“Where’s Fred?” cried Bald the next minute, when the boys were getting their bows and quivers.

His brothers could not tell him where Alfred was; so after a few moments pause, Ethelbald said:

“Never mind: let’s go without him. Hers too young and weak to do what we do. Let him stay behind and learn Latin with old Swythe.”

“He did go out after him,” said Bert.

“Yes, I saw him. I remember now,” cried Red.

His last words were almost smothered by his eldest brother, who raised to his lips a curling cow-horn tipped with a copper mouthpiece and strengthened with a ring at the head end.
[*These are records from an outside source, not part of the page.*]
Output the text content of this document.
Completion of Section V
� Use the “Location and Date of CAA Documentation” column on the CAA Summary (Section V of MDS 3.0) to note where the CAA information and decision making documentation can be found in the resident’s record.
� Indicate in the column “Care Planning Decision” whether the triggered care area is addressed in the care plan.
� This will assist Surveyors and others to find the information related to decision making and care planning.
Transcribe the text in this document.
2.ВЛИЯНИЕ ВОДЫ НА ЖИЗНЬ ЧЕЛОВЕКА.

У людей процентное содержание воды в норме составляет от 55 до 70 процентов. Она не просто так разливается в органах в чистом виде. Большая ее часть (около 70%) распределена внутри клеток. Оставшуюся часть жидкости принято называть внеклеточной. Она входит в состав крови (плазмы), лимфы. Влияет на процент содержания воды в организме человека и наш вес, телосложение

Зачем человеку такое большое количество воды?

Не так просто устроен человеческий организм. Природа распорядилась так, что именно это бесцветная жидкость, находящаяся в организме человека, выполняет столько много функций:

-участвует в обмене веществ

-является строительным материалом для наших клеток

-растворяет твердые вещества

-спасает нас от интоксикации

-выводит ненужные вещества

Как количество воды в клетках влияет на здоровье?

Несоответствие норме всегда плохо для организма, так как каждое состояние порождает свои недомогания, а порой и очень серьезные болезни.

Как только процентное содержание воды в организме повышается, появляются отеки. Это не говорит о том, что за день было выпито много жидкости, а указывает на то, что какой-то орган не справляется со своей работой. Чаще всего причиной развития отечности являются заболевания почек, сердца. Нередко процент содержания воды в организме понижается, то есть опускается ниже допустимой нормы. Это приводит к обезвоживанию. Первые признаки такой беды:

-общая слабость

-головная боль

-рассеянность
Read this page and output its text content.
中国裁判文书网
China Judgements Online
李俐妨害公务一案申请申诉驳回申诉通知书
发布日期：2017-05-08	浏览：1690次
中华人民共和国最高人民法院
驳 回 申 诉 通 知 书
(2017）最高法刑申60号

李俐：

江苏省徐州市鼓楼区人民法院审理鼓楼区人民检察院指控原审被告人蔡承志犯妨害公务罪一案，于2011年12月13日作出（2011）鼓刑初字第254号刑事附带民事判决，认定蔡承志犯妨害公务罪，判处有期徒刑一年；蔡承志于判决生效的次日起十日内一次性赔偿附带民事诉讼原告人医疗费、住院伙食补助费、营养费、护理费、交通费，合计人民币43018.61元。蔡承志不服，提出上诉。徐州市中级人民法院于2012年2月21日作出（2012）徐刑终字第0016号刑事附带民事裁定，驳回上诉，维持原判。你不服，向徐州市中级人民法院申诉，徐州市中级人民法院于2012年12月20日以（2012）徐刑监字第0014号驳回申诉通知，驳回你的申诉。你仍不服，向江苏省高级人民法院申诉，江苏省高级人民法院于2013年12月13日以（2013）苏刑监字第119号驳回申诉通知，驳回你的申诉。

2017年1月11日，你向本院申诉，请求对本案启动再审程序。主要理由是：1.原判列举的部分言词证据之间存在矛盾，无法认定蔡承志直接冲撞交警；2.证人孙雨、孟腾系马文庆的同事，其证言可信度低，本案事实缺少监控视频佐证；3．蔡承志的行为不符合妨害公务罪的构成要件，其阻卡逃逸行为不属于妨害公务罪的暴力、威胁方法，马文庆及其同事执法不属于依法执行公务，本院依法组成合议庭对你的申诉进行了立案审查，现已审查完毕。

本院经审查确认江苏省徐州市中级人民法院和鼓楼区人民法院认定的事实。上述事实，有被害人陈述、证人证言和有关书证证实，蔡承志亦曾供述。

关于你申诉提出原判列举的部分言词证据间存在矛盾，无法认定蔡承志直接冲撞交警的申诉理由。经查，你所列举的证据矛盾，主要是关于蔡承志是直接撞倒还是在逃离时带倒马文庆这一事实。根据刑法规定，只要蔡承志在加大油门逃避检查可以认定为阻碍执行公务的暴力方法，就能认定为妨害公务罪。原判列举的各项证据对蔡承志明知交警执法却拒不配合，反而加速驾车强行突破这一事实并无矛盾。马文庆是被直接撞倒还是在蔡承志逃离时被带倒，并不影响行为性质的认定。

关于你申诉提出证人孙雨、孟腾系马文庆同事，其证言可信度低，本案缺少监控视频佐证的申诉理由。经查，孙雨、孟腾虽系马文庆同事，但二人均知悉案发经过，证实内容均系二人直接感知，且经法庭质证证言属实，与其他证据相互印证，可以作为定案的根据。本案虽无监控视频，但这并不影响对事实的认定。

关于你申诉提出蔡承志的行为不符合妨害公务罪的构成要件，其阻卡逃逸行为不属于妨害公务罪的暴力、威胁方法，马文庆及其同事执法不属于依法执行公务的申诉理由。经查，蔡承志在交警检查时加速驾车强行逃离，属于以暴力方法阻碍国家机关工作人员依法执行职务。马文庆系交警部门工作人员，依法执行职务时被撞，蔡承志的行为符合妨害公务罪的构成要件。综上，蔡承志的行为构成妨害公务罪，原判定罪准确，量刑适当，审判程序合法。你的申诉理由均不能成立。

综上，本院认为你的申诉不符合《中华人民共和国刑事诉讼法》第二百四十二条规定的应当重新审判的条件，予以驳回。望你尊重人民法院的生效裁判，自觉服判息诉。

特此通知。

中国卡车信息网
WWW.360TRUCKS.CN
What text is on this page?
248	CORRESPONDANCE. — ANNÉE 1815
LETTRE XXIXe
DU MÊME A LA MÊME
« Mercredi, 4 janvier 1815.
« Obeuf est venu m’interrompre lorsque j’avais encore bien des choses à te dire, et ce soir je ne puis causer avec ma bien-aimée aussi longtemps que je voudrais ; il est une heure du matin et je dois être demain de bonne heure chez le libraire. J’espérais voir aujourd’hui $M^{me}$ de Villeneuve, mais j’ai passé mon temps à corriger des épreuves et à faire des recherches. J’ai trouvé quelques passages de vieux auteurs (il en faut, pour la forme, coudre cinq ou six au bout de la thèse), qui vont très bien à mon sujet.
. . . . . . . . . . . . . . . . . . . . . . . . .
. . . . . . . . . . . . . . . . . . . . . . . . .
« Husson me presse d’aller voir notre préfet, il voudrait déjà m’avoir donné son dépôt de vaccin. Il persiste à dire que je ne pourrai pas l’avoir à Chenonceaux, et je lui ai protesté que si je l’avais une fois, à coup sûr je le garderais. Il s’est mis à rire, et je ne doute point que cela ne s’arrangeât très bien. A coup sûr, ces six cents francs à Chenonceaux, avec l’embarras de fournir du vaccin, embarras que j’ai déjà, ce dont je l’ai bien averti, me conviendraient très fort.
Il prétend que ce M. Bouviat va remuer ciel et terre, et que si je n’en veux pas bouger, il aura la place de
He proceeded to blow into it, but failed to produce anything more huntsman-like than a kind of bray such as might be uttered by a jackass suffering from a sore-throat.

But it was good enough to send all the dogs about the place frantic, and away the three boys went, followed by a pack of hounds, some of which would have been as ready to tackle wolf or boar as to dash after the lordly stag or the big-eyed, prong-horned, graceful roes of which there were many about the forest lands which surrounded the King’s home.

Alfred, from one of the upper windows, saw them go away in triumph and longed to join them; but he did not do so, for there was sorrow in his heart, and for the first time in his young life he had begun to think deeply about the words spoken by his brother and those uttered so sadly and reproachfully by the simple-hearted, gentle monk.